President Obama apparently is seeking as one of the constituencies of a liberal majority the vacuous vote, if one observes the evidence of this ad by actress Lena Dunham (of HBO's new show Girls):
There are so many things wrong with this ad. One is the assumption that the default experience for young women is to lose their virginity at some point with a "great guy" who they nevertheless have no intention of marrying. Is that really a message that the President of the United States wants to be propagating -- no pun intended -- in a country where the rate of unwed motherhood has skyrocketed, and where the social science correlating unwed motherhood with crime, drug and alcohol abuse, poor school performance, etc. is so settled? Is that what he tries to teach his own daughters?
Another thing that's wrong with this ad is it's simultaneous celebration of and condescension to youth, and particularly to young women. Apparently we are supposed to think that this vacuous young woman is brilliant and clever, yet to any reasonably mature adult she seems ridiculous. (Hence the immediate parodies that sprung up in reaction to the ad.) Does the Obama campaign really believe that the shallowness of youth is to be celebrated?
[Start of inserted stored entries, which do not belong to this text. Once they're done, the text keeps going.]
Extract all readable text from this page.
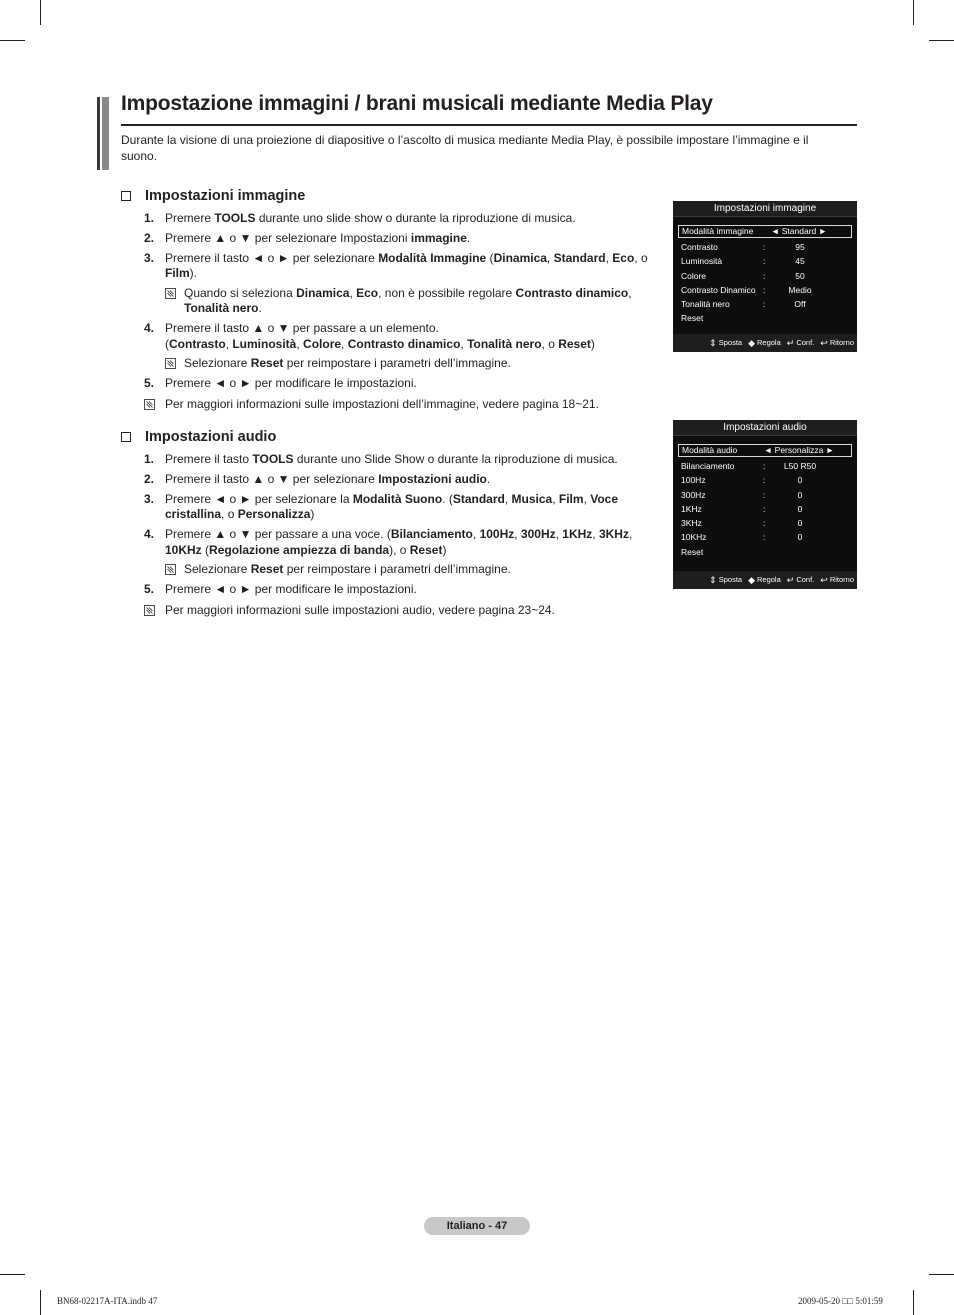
Impostazione immagini / brani musicali mediante Media Play

Durante la visione di una proiezione di diapositive o l’ascolto di musica mediante Media Play, è possibile impostare l’immagine e il suono.

Impostazioni immagine
1. Premere TOOLS durante uno slide show o durante la riproduzione di musica.
2. Premere ▲ o ▼ per selezionare Impostazioni immagine.
3. Premere il tasto ◄ o ► per selezionare Modalità Immagine (Dinamica, Standard, Eco, o Film).
Quando si seleziona Dinamica, Eco, non è possibile regolare Contrasto dinamico, Tonalità nero.
4. Premere il tasto ▲ o ▼ per passare a un elemento.
(Contrasto, Luminosità, Colore, Contrasto dinamico, Tonalità nero, o Reset)
Selezionare Reset per reimpostare i parametri dell’immagine.
5. Premere ◄ o ► per modificare le impostazioni.
Per maggiori informazioni sulle impostazioni dell’immagine, vedere pagina 18~21.
Impostazioni audio
1. Premere il tasto TOOLS durante uno Slide Show o durante la riproduzione di musica.
2. Premere il tasto ▲ o ▼ per selezionare Impostazioni audio.
3. Premere ◄ o ► per selezionare la Modalità Suono. (Standard, Musica, Film, Voce cristallina, o Personalizza)
4. Premere ▲ o ▼ per passare a una voce. (Bilanciamento, 100Hz, 300Hz, 1KHz, 3KHz, 10KHz (Regolazione ampiezza di banda), o Reset)
Selezionare Reset per reimpostare i parametri dell’immagine.
5. Premere ◄ o ► per modificare le impostazioni.
Per maggiori informazioni sulle impostazioni audio, vedere pagina 23~24.
Impostazioni immagine
Modalità immagine	◄ Standard ►
Contrasto	:	95
Luminosità	:	45
Colore	:	50
Contrasto Dinamico :	Medio
Tonalità nero	:	Off
Reset
⇕ Sposta ◆ Regola ↵ Conf. ↩ Ritorno
Impostazioni audio
Modalità audio	◄ Personalizza ►
Bilanciamento	:	L50 R50
100Hz	:	0
300Hz	:	0
1KHz	:	0
3KHz	:	0
10KHz	:	0
Reset
⇕ Sposta ◆ Regola ↵ Conf. ↩ Ritorno
Italiano - 47
BN68-02217A-ITA.indb 47	2009-05-20 □□ 5:01:59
Or, conversely, do they really believe that, because young women are shallow, the only way to reach them is to appeal to their basest interests? The Regular Guy has six nieces, ages 15 to 29. All of them have high intelligence and ambitions. I can't see any of them identifying with this young woman with her tattoos and her winking vulgarity.
Finally, and this perhaps ought to go without saying... for most people the "first time" is messy, disappointing, embarrassing, unsatisfying, and, as a rule, both unforgettable and something you wish you could forget. Sort of like the first four years of Obama's Presidency.
In the history books the first debate will probably be viewed as the turning point of this election. But this ad may be mentioned as the moment when the Obama campaign truly jumped the shark. If you are so out of it that you thought this would work, you have completely lost touch with America. Where were the adults in the room when this idea was pitched? Or was it all just twenty-somethings tweeting each other and laughing at their inside jokes?